Corriere del Veneto (Vicenza e Bassano)
E la stretta anti furbetti sui voucher divide il Nordest
VENEZIA Il dato, di per sé, è già eloquente: 17.403.219. Tanti sono stati i voucher lavoro venduti nel Veneto fino al 30 novembre scorso, in aumento del 15% sul 2015. Un’opportunità sfruttata soprattutto dal settore turistico (oltre 2 milioni e 100 mila) e da quello commerciale (poco più di 2 milioni), oltreché dei servizi (1 milione e mezzo). Mentre l’agricoltura - categoria per la quale, 8 anni fa, i «buoni» furono concepiti per disciplinare attività come la vendemmia - si è fermata sotto quota 600 mila.
Il 2017 sarà un anno chiave: se la Corte Costituzionale dichiarerà ammissibile il referendum proposto dalla Cgil, in primavera gli italiani decideranno se abolire o meno i voucher. Per questo il governo sta correndo ai ripari con una serie di correttivi: riportando a 5 mila euro (dai 7 mila odierni) il tetto massimo di reddito da voucher, aumentando i controlli anti-furbetti e introducendo nuovi paletti burocratici. Provvedimenti graditi o meno al Veneto? La Cisl regionale, reduce dalla campagna contro l’abuso dei buoni lavoro, è sicura: «I voucher non vanno aboliti, ma riportati alla loro utilissima funzione originaria». Per esempio escludendo settori sensibili come l’edilizia ed ostacolando il rimpiazzo di contratti più stabili. «È questo il punto nevralgico», spiega il sindacato. «I voucher hanno sostituito il lavoro a chiamata, e questo può andare anche bene. Però dopo la cancellazione, con la riforma Fornero del 2012, del requisito della occasionalità come fattore indispensabile oltre alla accessorietà, molti datori di lavoro si sono ingegnati a destrutturare il lavoro a termine per poterlo retribuire con voucher. Questo accade dove c’è abbondanza di forza lavoro, specie nei lavori poco qualificati. La soluzione è che il voucher può pagare solo i lavori accessori che sono anche occasionali». In ultima istanza la Cisl chiede di «aumentare il costo del voucher: il lavoro precario deve costare di più di quello stabile».

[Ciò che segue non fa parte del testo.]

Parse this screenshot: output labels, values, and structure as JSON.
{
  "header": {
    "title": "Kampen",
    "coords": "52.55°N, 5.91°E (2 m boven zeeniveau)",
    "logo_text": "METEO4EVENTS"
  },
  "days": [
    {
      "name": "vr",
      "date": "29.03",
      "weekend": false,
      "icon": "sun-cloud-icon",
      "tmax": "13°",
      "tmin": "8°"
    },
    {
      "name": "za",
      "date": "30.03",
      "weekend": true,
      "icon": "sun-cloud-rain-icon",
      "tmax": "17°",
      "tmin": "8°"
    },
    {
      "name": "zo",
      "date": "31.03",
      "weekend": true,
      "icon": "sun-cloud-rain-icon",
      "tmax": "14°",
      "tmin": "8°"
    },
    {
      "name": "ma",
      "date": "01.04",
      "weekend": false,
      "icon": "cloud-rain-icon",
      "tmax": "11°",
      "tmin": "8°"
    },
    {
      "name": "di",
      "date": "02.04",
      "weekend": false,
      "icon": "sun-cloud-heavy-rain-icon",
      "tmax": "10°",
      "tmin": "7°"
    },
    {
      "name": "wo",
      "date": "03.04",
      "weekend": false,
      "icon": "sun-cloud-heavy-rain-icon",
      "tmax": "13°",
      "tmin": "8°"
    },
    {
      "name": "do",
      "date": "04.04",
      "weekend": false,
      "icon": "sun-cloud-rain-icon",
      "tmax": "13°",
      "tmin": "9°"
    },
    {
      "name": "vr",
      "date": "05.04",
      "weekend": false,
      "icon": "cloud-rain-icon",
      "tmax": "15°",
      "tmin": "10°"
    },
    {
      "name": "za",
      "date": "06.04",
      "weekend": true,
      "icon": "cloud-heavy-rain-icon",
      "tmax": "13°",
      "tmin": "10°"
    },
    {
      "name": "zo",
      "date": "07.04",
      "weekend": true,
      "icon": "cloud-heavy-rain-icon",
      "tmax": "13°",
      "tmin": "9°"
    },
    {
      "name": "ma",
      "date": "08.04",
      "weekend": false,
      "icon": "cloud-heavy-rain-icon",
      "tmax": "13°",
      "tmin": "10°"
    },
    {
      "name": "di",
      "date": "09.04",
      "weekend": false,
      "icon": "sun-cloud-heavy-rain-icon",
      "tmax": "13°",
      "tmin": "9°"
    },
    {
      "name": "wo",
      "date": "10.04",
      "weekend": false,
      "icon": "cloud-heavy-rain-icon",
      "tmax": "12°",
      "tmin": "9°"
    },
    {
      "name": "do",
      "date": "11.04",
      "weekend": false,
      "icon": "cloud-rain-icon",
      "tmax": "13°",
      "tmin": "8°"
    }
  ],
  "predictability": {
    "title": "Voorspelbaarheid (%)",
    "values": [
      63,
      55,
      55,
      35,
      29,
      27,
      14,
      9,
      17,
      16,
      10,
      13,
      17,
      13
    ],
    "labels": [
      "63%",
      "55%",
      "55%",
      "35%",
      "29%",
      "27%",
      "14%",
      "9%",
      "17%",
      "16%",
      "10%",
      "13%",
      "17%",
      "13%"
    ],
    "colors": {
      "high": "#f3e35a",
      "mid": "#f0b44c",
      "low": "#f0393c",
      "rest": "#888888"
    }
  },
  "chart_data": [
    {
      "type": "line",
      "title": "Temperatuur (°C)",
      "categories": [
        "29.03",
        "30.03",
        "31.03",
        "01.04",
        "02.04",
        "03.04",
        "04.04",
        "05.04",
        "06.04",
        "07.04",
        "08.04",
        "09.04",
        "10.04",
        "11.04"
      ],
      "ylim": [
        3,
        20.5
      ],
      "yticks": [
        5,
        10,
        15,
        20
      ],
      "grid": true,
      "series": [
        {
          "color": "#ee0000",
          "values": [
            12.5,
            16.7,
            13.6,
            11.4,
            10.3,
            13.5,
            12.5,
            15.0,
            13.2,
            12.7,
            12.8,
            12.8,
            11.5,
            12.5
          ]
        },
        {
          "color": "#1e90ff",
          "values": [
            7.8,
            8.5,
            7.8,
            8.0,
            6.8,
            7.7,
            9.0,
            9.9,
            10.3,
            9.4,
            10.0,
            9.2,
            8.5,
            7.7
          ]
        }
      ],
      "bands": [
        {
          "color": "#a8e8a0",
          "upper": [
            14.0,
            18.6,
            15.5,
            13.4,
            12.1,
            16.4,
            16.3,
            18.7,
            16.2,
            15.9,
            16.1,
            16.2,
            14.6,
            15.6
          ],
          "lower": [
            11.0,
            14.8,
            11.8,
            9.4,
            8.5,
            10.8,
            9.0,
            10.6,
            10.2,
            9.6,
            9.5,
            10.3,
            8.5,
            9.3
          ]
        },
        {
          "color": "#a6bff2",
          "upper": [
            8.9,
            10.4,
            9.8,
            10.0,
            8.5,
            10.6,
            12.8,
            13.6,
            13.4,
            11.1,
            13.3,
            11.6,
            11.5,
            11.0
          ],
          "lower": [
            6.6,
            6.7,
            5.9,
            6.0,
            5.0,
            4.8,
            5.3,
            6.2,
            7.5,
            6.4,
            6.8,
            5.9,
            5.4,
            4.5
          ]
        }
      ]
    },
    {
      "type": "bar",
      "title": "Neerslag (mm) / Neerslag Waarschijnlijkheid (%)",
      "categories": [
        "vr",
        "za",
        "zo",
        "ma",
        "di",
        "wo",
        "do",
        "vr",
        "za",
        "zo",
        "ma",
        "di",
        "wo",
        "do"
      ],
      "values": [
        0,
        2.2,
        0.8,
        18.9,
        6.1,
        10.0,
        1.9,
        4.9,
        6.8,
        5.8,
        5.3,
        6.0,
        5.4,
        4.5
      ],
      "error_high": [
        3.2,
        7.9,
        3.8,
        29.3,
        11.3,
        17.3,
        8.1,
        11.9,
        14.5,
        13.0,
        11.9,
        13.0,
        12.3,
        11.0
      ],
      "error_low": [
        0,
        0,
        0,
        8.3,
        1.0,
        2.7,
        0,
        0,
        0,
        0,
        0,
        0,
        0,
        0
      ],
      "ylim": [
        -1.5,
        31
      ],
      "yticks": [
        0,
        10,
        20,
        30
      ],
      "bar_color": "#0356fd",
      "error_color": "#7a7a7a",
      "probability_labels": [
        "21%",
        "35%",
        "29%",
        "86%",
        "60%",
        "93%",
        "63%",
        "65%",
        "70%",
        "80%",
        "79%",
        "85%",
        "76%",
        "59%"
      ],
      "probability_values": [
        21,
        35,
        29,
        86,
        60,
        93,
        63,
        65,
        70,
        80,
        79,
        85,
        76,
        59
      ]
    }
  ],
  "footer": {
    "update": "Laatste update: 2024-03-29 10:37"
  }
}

E le imprese? Coldiretti è preoccupata, specie per l’appesantimento - peraltro in parte già introdotto a ottobre - delle procedure burocratiche: «Rischiamo di scontare colpe altrui: per 15 giorni di vendemmia dovremo effettuare almeno cinque comunicazioni agli organi di controllo anziché una. Solo a noi, inoltre, sarà imposto l’utilizzo di pensionati e studenti, e per le sole attività stagionali». Anche i commercianti temono ripercussioni: «I voucher hanno permesso di regolarizzare tante tipologie di lavoratori», assicura Luca Bertuola di Confcommercio Treviso, la provinciale leader, in Veneto, per impiego dei buoni nel settore commerciale. «O si dà fiducia a uno strumento oppure non lo si crea. Ben vengano ulteriori controlli e multe. Ma milioni di buoni venduti significano milioni di ore lavorate. E denaro in tasca a chi svolge prestazioni occasionali».